Wahlstatistik zeigt: Wo SVP draufstand, blieb auch am meisten SVP drin

Blick in den Saal des Grossen Rates.

Blick in den Saal des Grossen Rates.

Die SVP hat die treuste Wählerschaft, die Grünen sind die Panaschierkönige. Zu den Grossratswahlen vom Oktober liegt eine detaillierte statistische Auswertung vor, die einen tieferen Einblick in das Wahlverhalten der Aargauerinnen und Aargauer gibt.

Das Wahlgeheimnis wird ungern gelüftet.
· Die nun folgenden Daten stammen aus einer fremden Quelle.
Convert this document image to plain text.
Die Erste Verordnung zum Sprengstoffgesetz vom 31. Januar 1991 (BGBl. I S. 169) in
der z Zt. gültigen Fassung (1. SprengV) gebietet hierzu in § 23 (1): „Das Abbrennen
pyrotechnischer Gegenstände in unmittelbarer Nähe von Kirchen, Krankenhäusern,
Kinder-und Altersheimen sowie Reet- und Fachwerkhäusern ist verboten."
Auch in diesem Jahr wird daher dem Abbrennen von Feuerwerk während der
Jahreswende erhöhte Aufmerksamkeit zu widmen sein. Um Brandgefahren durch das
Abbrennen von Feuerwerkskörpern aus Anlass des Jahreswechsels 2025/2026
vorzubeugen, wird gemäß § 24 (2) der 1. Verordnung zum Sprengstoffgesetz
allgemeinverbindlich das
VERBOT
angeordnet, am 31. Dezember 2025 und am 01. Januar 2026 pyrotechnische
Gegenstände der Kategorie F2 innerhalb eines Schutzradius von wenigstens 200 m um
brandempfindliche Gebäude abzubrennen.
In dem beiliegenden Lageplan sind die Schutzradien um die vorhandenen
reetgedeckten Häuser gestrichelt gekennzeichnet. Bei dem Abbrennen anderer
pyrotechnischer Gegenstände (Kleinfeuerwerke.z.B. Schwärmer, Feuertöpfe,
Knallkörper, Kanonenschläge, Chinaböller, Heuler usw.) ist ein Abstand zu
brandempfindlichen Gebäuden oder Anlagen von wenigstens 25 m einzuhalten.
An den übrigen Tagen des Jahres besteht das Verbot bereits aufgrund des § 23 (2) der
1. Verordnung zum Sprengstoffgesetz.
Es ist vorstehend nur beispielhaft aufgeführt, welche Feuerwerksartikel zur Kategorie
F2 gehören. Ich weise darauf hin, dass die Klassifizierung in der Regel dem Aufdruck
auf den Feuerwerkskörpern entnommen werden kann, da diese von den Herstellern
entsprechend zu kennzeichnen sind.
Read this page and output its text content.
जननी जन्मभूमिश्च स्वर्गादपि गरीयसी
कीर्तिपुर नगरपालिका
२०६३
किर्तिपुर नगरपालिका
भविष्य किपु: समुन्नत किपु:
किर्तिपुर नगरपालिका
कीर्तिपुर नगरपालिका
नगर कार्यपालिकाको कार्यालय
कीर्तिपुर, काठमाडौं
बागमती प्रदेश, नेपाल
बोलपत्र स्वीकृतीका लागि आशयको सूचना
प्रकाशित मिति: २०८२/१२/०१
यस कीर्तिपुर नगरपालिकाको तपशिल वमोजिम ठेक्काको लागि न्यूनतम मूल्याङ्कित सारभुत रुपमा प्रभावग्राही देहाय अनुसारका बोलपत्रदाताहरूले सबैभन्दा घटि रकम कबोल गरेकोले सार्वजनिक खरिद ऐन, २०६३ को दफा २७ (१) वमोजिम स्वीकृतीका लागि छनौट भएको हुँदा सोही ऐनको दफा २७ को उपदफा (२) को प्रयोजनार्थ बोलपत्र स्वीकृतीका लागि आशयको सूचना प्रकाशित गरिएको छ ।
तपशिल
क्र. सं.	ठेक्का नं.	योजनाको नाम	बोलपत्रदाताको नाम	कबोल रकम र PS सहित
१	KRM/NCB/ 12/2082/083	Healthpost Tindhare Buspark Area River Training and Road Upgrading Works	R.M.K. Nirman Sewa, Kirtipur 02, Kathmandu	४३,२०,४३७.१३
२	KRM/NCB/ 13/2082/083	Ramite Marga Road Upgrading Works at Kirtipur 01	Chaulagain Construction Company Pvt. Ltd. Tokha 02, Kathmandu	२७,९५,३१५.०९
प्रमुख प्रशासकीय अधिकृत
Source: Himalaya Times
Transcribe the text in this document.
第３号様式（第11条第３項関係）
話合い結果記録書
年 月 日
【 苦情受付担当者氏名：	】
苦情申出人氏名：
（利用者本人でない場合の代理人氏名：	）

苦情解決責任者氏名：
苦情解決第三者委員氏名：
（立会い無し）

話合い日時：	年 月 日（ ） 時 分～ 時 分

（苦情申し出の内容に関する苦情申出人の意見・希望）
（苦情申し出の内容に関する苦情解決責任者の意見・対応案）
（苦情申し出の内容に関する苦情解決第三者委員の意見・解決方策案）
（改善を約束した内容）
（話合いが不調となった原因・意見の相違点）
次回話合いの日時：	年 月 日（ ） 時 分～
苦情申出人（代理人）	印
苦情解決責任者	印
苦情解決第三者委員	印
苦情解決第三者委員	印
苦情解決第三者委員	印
Man kennt es von den Umfragen bei mehr oder weniger prominenten Zeitgenossen: Sie geben sich meist nicht als glühende Anhänger einer bestimmten Partei zu erkennen, sondern wählen Köpfe, keine Programme. Die von Statistik Aargau veröffentlichte Auswertung der Grossratswahlen vom Oktober zeigt ein etwas anderes Bild: Der Aargauer Durchschnittswähler zeigt sich erstaunlich parteitreu: über 37 Prozent der Wahllisten wurden unverändert eingeworfen. Tendenz steigend, bei den Grossratswahlen 2009 lag der Anteil noch bei unter 34 Prozent.

Markante Unterschiede zwischen Parteien

Die Unterschiede zwischen den Parteien sind markant. Am treusten folgen SVP-Wähler unbesehen der Empfehlung ihrer Partei: 46,1 Prozent der SVP-Listen wurden unverändert eingelegt. Bei den Grünen waren es 41, bei der SP 39,8 Prozent. Der Anteil unveränderter FDP-Listen liegt mit 33 Prozent nahe beim Durchschnitt, bei der CVP liegt der Wert mit 23,5 Prozent hingegen deutlich darunter.
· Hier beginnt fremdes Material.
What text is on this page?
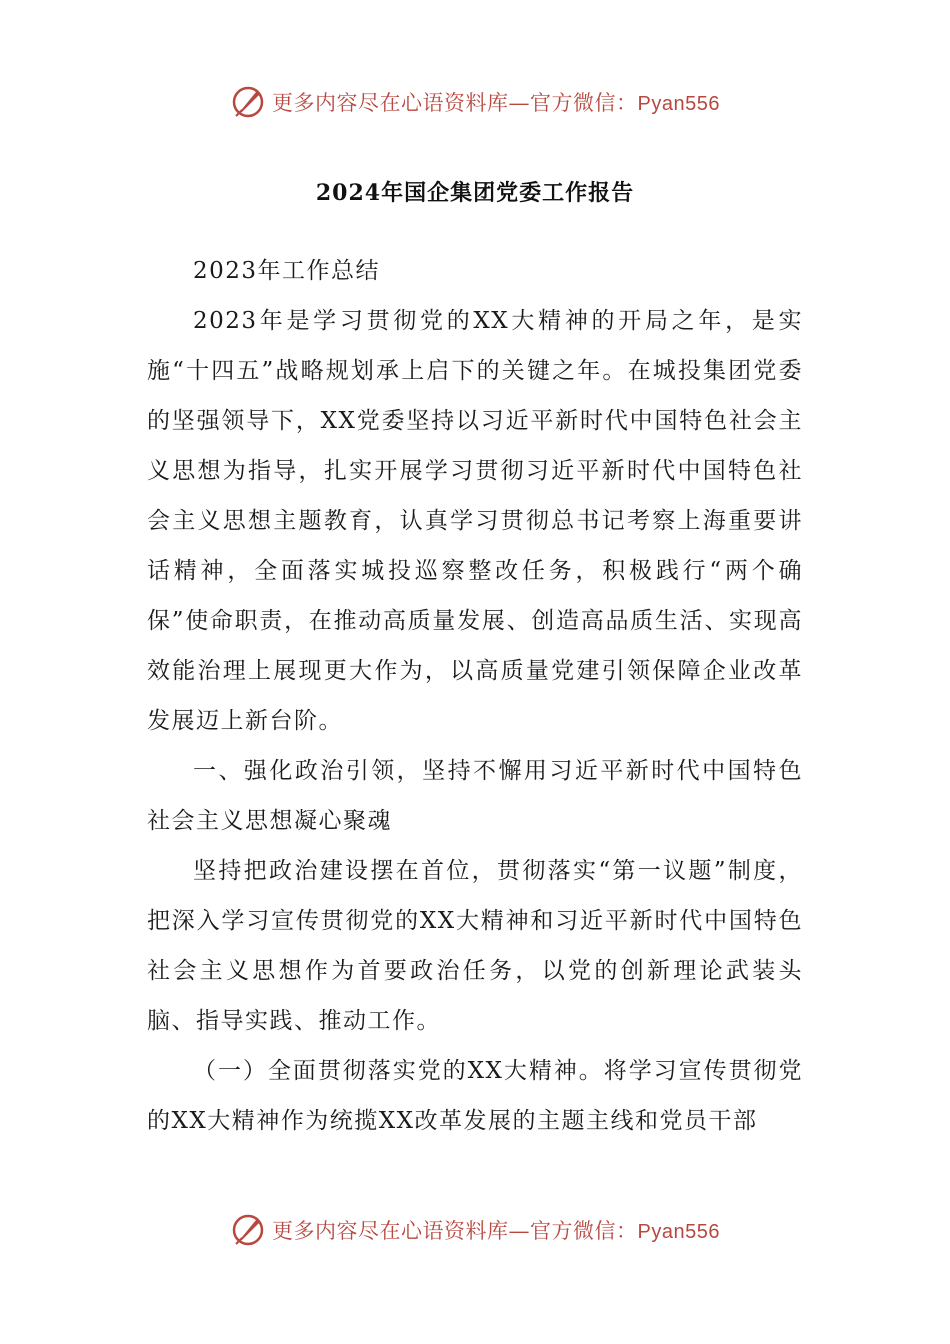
更多内容尽在心语资料库—官方微信：Pyan556
2024年国企集团党委工作报告

2023年工作总结

2023年是学习贯彻党的XX大精神的开局之年，是实施“十四五”战略规划承上启下的关键之年。在城投集团党委的坚强领导下，XX党委坚持以习近平新时代中国特色社会主义思想为指导，扎实开展学习贯彻习近平新时代中国特色社会主义思想主题教育，认真学习贯彻总书记考察上海重要讲话精神，全面落实城投巡察整改任务，积极践行“两个确保”使命职责，在推动高质量发展、创造高品质生活、实现高效能治理上展现更大作为，以高质量党建引领保障企业改革发展迈上新台阶。

一、强化政治引领，坚持不懈用习近平新时代中国特色社会主义思想凝心聚魂

坚持把政治建设摆在首位，贯彻落实“第一议题”制度，把深入学习宣传贯彻党的XX大精神和习近平新时代中国特色社会主义思想作为首要政治任务，以党的创新理论武装头脑、指导实践、推动工作。

（一）全面贯彻落实党的XX大精神。将学习宣传贯彻党的XX大精神作为统揽XX改革发展的主题主线和党员干部

更多内容尽在心语资料库—官方微信：Pyan556
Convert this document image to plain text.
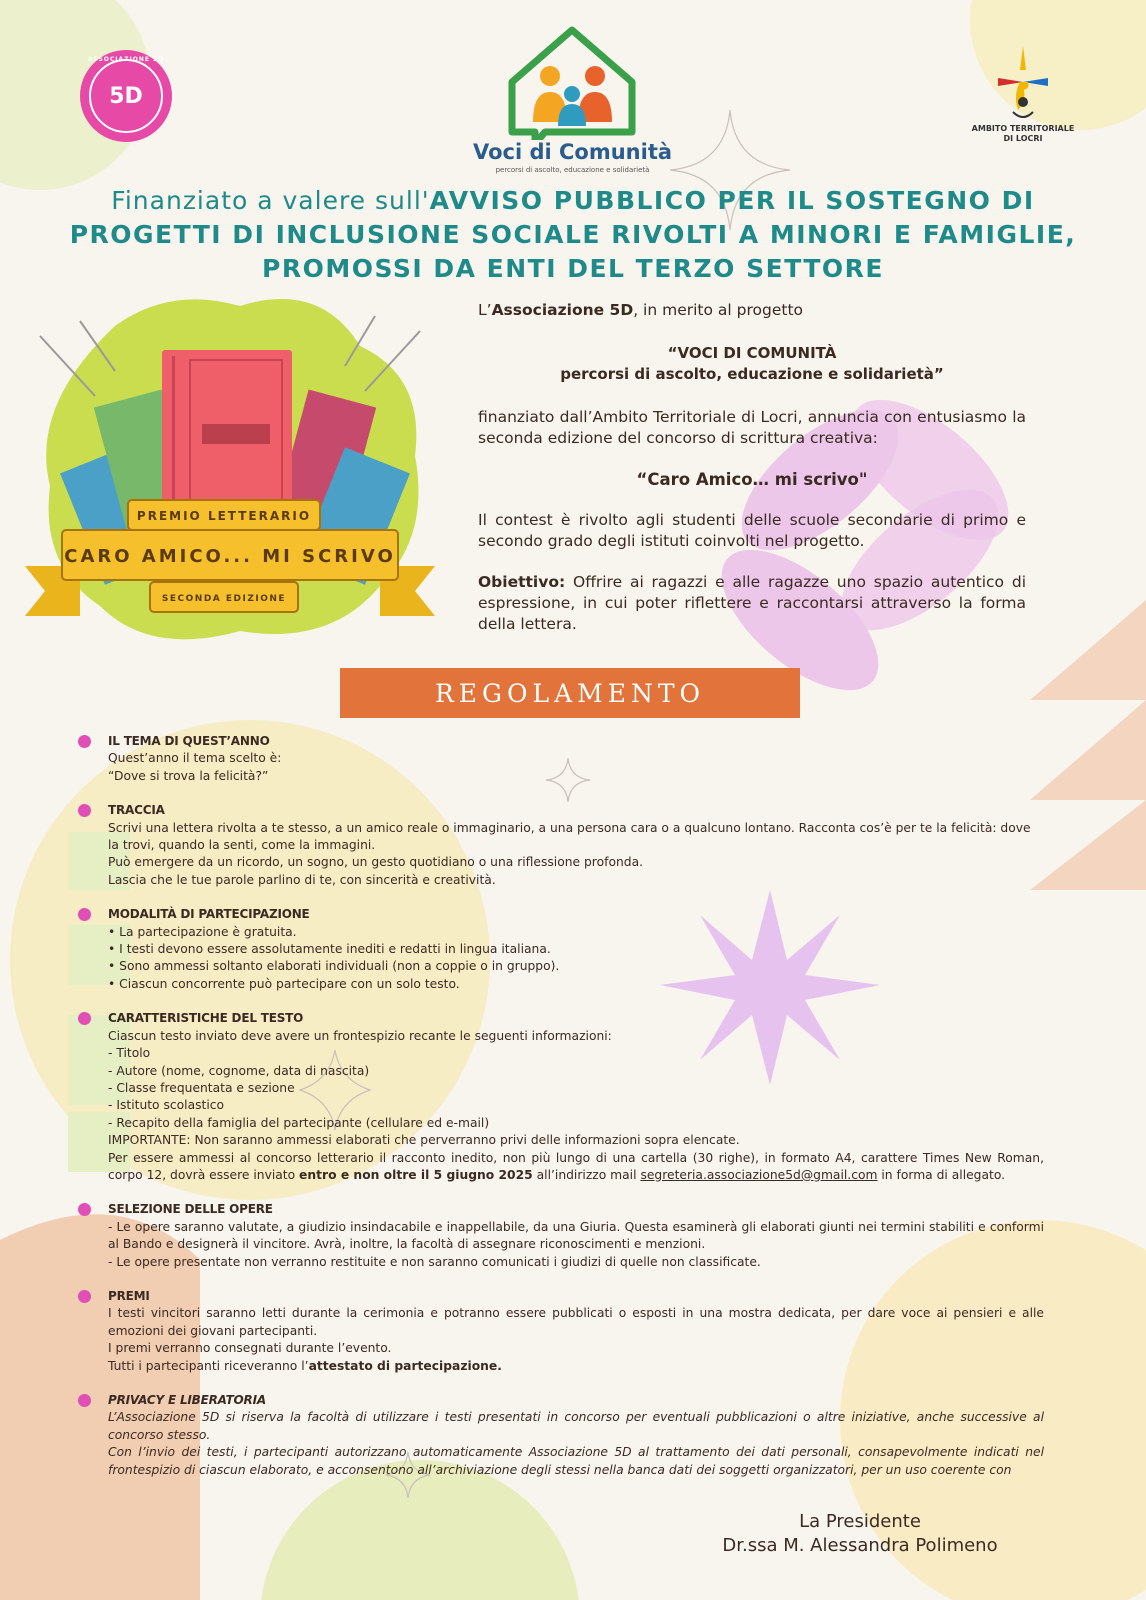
ASSOCIAZIONE 5D
5D
Voci di Comunità
percorsi di ascolto, educazione e solidarietà
AMBITO TERRITORIALE
DI LOCRI
Finanziato a valere sull'AVVISO PUBBLICO PER IL SOSTEGNO DI
PROGETTI DI INCLUSIONE SOCIALE RIVOLTI A MINORI E FAMIGLIE,
PROMOSSI DA ENTI DEL TERZO SETTORE
PREMIO LETTERARIO
CARO AMICO... MI SCRIVO
SECONDA EDIZIONE

L’Associazione 5D, in merito al progetto

“VOCI DI COMUNITÀ

percorsi di ascolto, educazione e solidarietà”

finanziato dall’Ambito Territoriale di Locri, annuncia con entusiasmo la seconda edizione del concorso di scrittura creativa:

“Caro Amico… mi scrivo"

Il contest è rivolto agli studenti delle scuole secondarie di primo e secondo grado degli istituti coinvolti nel progetto.

Obiettivo: Offrire ai ragazzi e alle ragazze uno spazio autentico di espressione, in cui poter riflettere e raccontarsi attraverso la forma della lettera.

REGOLAMENTO
IL TEMA DI QUEST’ANNO

Quest’anno il tema scelto è:

“Dove si trova la felicità?”

TRACCIA

Scrivi una lettera rivolta a te stesso, a un amico reale o immaginario, a una persona cara o a qualcuno lontano. Racconta cos’è per te la felicità: dove la trovi, quando la senti, come la immagini.

Può emergere da un ricordo, un sogno, un gesto quotidiano o una riflessione profonda.

Lascia che le tue parole parlino di te, con sincerità e creatività.

MODALITÀ DI PARTECIPAZIONE

• La partecipazione è gratuita.

• I testi devono essere assolutamente inediti e redatti in lingua italiana.

• Sono ammessi soltanto elaborati individuali (non a coppie o in gruppo).

• Ciascun concorrente può partecipare con un solo testo.

CARATTERISTICHE DEL TESTO

Ciascun testo inviato deve avere un frontespizio recante le seguenti informazioni:

- Titolo

- Autore (nome, cognome, data di nascita)

- Classe frequentata e sezione

- Istituto scolastico

- Recapito della famiglia del partecipante (cellulare ed e-mail)

IMPORTANTE: Non saranno ammessi elaborati che perverranno privi delle informazioni sopra elencate.

Per essere ammessi al concorso letterario il racconto inedito, non più lungo di una cartella (30 righe), in formato A4, carattere Times New Roman, corpo 12, dovrà essere inviato entro e non oltre il 5 giugno 2025 all’indirizzo mail segreteria.associazione5d@gmail.com in forma di allegato.

SELEZIONE DELLE OPERE

- Le opere saranno valutate, a giudizio insindacabile e inappellabile, da una Giuria. Questa esaminerà gli elaborati giunti nei termini stabiliti e conformi al Bando e designerà il vincitore. Avrà, inoltre, la facoltà di assegnare riconoscimenti e menzioni.

- Le opere presentate non verranno restituite e non saranno comunicati i giudizi di quelle non classificate.

PREMI

I testi vincitori saranno letti durante la cerimonia e potranno essere pubblicati o esposti in una mostra dedicata, per dare voce ai pensieri e alle emozioni dei giovani partecipanti.

I premi verranno consegnati durante l’evento.

Tutti i partecipanti riceveranno l’attestato di partecipazione.

PRIVACY E LIBERATORIA

L’Associazione 5D si riserva la facoltà di utilizzare i testi presentati in concorso per eventuali pubblicazioni o altre iniziative, anche successive al concorso stesso.

Con l’invio dei testi, i partecipanti autorizzano automaticamente Associazione 5D al trattamento dei dati personali, consapevolmente indicati nel frontespizio di ciascun elaborato, e acconsentono all’archiviazione degli stessi nella banca dati dei soggetti organizzatori, per un uso coerente con

La Presidente
Dr.ssa M. Alessandra Polimeno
Der Anteil von unveränderten Wahlzetteln ist für die Parteien von grossem Interesse. Seit der Einführung des Kandidatenstimmenproporzes im Aargau (2005) hat das Panaschieren (Aufführen eines Kandidaten einer fremden Liste) direkten Einfluss auf die Sitzverteilung. Die Kunst liegt also darin, Kandidaten zu portieren, die einerseits auf der eigenen Liste nicht gestrichen und gleichzeitig auch auf die Wahlzettel anderer Parteien geschrieben werden.

SVP gibt keine Stimmen ab

Die wählerstärkste Partei, die SVP, ist vor allem stark darin, keine Stimmen abzugeben: 93 Prozent der auf SVP-Listen aufgeführten Kandidaten waren bei den Grossratswahlen 2012 eigene. Dass heisst auf der anderen Seite: Die SVP-Kandidaten punkteten ausserhalb ihrer Stammwählerschaft nicht sonderlich gut: nur 8,5 Prozent aller Kandidatenstimmen stammten von fremden Listen. Zum Vergleich die Werte der anderen Parteien: SP 82,8/17,2, FDP 75,6/24,4, CVP 73,8/26,2, GLP 73,2/26,8, EVP 71,0/29,0, BDP 69,4/30,6, Grüne 65,4/34,6.
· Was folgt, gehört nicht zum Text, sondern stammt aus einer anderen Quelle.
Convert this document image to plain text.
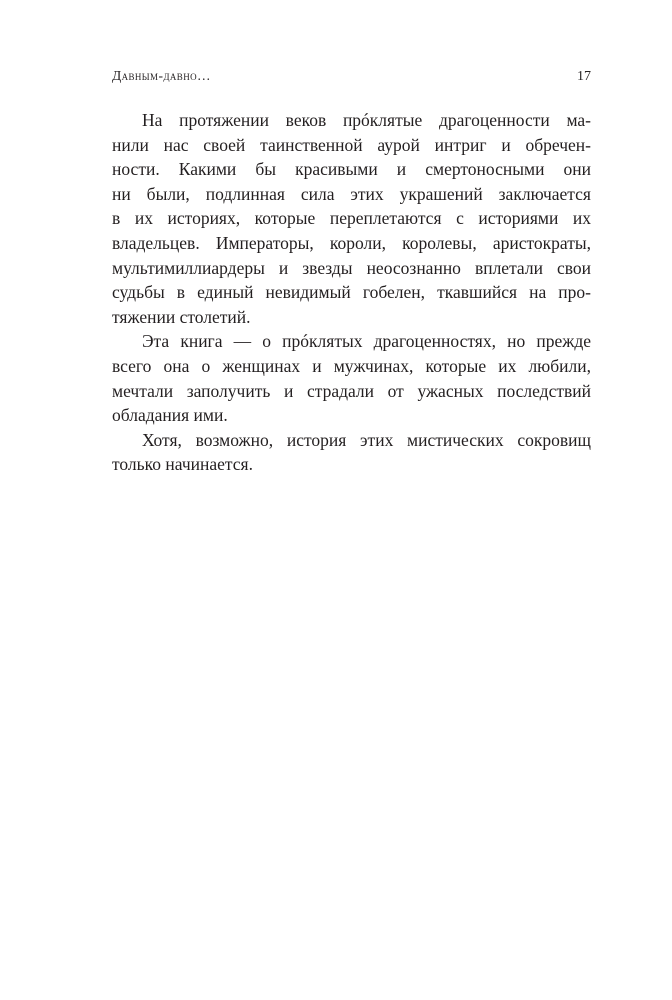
Давным-давно…	17

На протяжении веков прóклятые драгоценности ма-
нили нас своей таинственной аурой интриг и обречен-
ности. Какими бы красивыми и смертоносными они
ни были, подлинная сила этих украшений заключается
в их историях, которые переплетаются с историями их
владельцев. Императоры, короли, королевы, аристократы,
мультимиллиардеры и звезды неосознанно вплетали свои
судьбы в единый невидимый гобелен, ткавшийся на про-
тяжении столетий.

Эта книга — о прóклятых драгоценностях, но прежде
всего она о женщинах и мужчинах, которые их любили,
мечтали заполучить и страдали от ужасных последствий
обладания ими.

Хотя, возможно, история этих мистических сокровищ
только начинается.
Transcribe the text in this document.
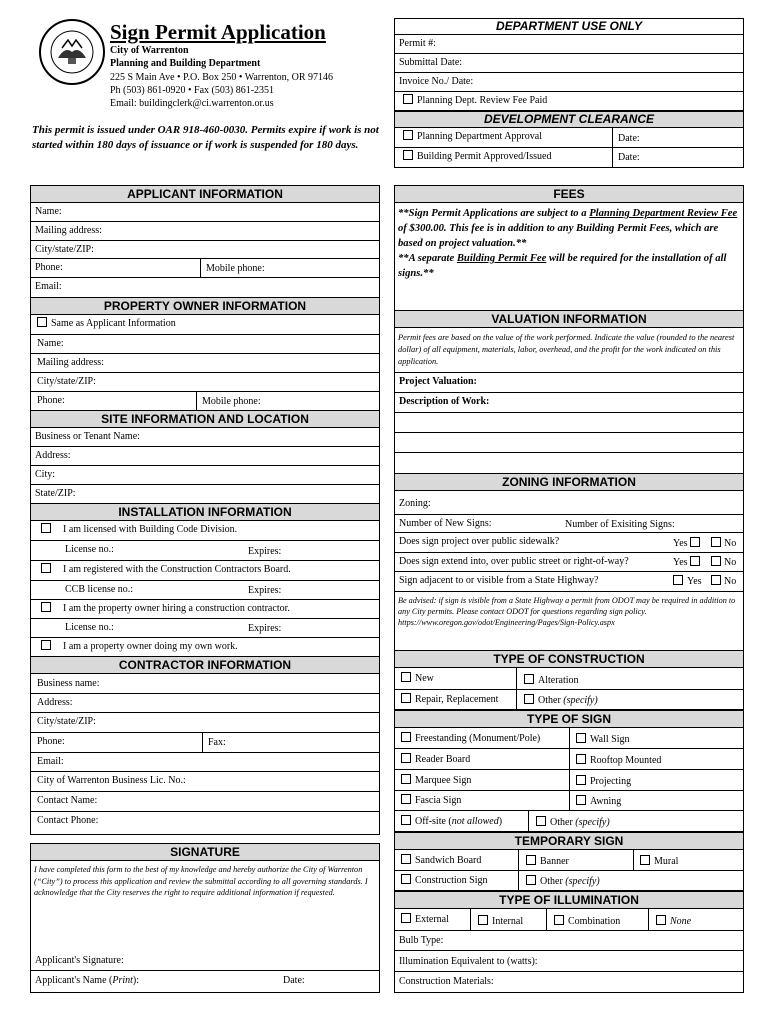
Sign Permit Application
City of Warrenton
Planning and Building Department
225 S Main Ave • P.O. Box 250 • Warrenton, OR 97146
Ph (503) 861-0920 • Fax (503) 861-2351
Email: buildingclerk@ci.warrenton.or.us
This permit is issued under OAR 918-460-0030. Permits expire if work is not started within 180 days of issuance or if work is suspended for 180 days.
DEPARTMENT USE ONLY
Permit #:
Submittal Date:
Invoice No./ Date:
Planning Dept. Review Fee Paid
DEVELOPMENT CLEARANCE
Planning Department Approval	Date:
Building Permit Approved/Issued	Date:
APPLICANT INFORMATION
Name:
Mailing address:
City/state/ZIP:
Phone:	Mobile phone:
Email:
PROPERTY OWNER INFORMATION
Same as Applicant Information
Name:
Mailing address:
City/state/ZIP:
Phone:	Mobile phone:
SITE INFORMATION AND LOCATION
Business or Tenant Name:
Address:
City:
State/ZIP:
INSTALLATION INFORMATION
I am licensed with Building Code Division.
License no.:	Expires:
I am registered with the Construction Contractors Board.
CCB license no.:	Expires:
I am the property owner hiring a construction contractor.
License no.:	Expires:
I am a property owner doing my own work.
CONTRACTOR INFORMATION
Business name:
Address:
City/state/ZIP:
Phone:	Fax:
Email:
City of Warrenton Business Lic. No.:
Contact Name:
Contact Phone:
SIGNATURE
I have completed this form to the best of my knowledge and hereby authorize the City of Warrenton (“City”) to process this application and review the submittal according to all governing standards. I acknowledge that the City reserves the right to require additional information if requested.
Applicant's Signature:
Applicant's Name (Print):	Date:
FEES
**Sign Permit Applications are subject to a Planning Department Review Fee of $300.00. This fee is in addition to any Building Permit Fees, which are based on project valuation.**
**A separate Building Permit Fee will be required for the installation of all signs.**
VALUATION INFORMATION
Permit fees are based on the value of the work performed. Indicate the value (rounded to the nearest dollar) of all equipment, materials, labor, overhead, and the profit for the work indicated on this application.
Project Valuation:
Description of Work:
ZONING INFORMATION
Zoning:
Number of New Signs:	Number of Exisiting Signs:
Does sign project over public sidewalk?	Yes	No
Does sign extend into, over public street or right-of-way?	Yes	No
Sign adjacent to or visible from a State Highway?	Yes	No
Be advised: if sign is visible from a State Highway a permit from ODOT may be required in addition to any City permits. Please contact ODOT for questions regarding sign policy.
https://www.oregon.gov/odot/Engineering/Pages/Sign-Policy.aspx
TYPE OF CONSTRUCTION
New	Alteration
Repair, Replacement	Other (specify)
TYPE OF SIGN
Freestanding (Monument/Pole)	Wall Sign
Reader Board	Rooftop Mounted
Marquee Sign	Projecting
Fascia Sign	Awning
Off-site (not allowed)	Other (specify)
TEMPORARY SIGN
Sandwich Board	Banner	Mural
Construction Sign	Other (specify)
TYPE OF ILLUMINATION
External	Internal	Combination	None
Bulb Type:
Illumination Equivalent to (watts):
Construction Materials:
Interessante Panaschierbilanz

Interessant für die Parteien ist die Panaschierbilanz, die Differenz zwischen Kandidatenstimmen auf fremden Listen und an parteifremde Kandidaten auf den eigenen Listen abgegebenen Stimmen in Relation zum Stimmentotal der eigenen Listen. Die Panaschierstimmen haben zwar nichts mit der Parteistärke zu tun, aber sie geben den Parteien Aufschluss über die überparteiliche Akzeptanz ihrer Kandidaten: Je höher der Wert der Panaschierstimmenbilanz, desto besser. Panaschierkönige bei den Grossratswahlen 2012 waren die Grünen mit einem Wert von 35,6. Die SVP kam lediglich auf einen Wert von 1,8. Eine negative Panaschierstimmenbilanz hatten nur die BDP (-9,5) und die Piratenpartei (-54,1). Recht hoch liegen auch die CVP (20,5) und die Freisinnigen (19,3), hinter denen die Sozialdemokraten mit 7,1 deutlich hinterher hinken.